School News: An All-Girls’ Collaborative and Iterative Model of Learning

Winter 2020

Why do female students become less vocal as they progress through school? And why do they yield dominance to their male peers, though their academic successes propel them into competitive colleges and universities?
 
The Ethel Walker School (CT), an all-girls high school, will explore these issues through its new Capabilities Approach Program, aided by a 2019 Educational Leadership Grant from The Edward E. Ford Foundation. The capabilities represent a constellation of skills, interwoven and foundational, which allows students to be challenged and experience failure in pursuit of functional mastery of each skill.
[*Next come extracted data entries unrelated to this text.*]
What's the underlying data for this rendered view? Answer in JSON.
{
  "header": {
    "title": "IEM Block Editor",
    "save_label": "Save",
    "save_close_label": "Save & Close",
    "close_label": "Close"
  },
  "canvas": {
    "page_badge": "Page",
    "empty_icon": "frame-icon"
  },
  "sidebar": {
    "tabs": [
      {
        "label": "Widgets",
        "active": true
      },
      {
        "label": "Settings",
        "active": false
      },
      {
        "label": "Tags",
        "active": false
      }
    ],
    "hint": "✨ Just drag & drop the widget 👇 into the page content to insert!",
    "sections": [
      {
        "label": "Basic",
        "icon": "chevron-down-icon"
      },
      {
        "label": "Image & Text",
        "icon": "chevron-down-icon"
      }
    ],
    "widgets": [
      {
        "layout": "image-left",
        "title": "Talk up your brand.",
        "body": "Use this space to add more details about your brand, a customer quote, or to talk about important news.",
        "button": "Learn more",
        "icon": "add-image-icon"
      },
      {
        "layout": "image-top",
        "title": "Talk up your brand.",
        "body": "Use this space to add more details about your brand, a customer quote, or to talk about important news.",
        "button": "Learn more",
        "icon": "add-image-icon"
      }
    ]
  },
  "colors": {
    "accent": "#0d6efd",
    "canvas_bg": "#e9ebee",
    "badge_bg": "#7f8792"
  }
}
The program recognizes social justice as a primary goal, as each student is encouraged to achieve her full potential, and it will focus on 10 capabilities divided into four categories—fluencies, discoveries, agencies, and a self-selected capability.
 
Students will stretch themselves and absorb a model of learning that is collaborative and iterative. “We are reimagining girls’ education in a way that seeks to disrupt gendered mindsets,” says Meera Viswanathan, head of school. “I was drawn to the thinking of Nobel Laureate Amartya Sen and his work on justice and the capabilities approach. He suggests that justice is measured by the ability of a person to engage in an array of actions … that help one realize one’s full potential according to one’s own system of values. Walker’s Capabilities Approach Program is inspired by Sen’s research and will focus more specifically on the iterative process of success and failure as necessary stages of girls’ learning.”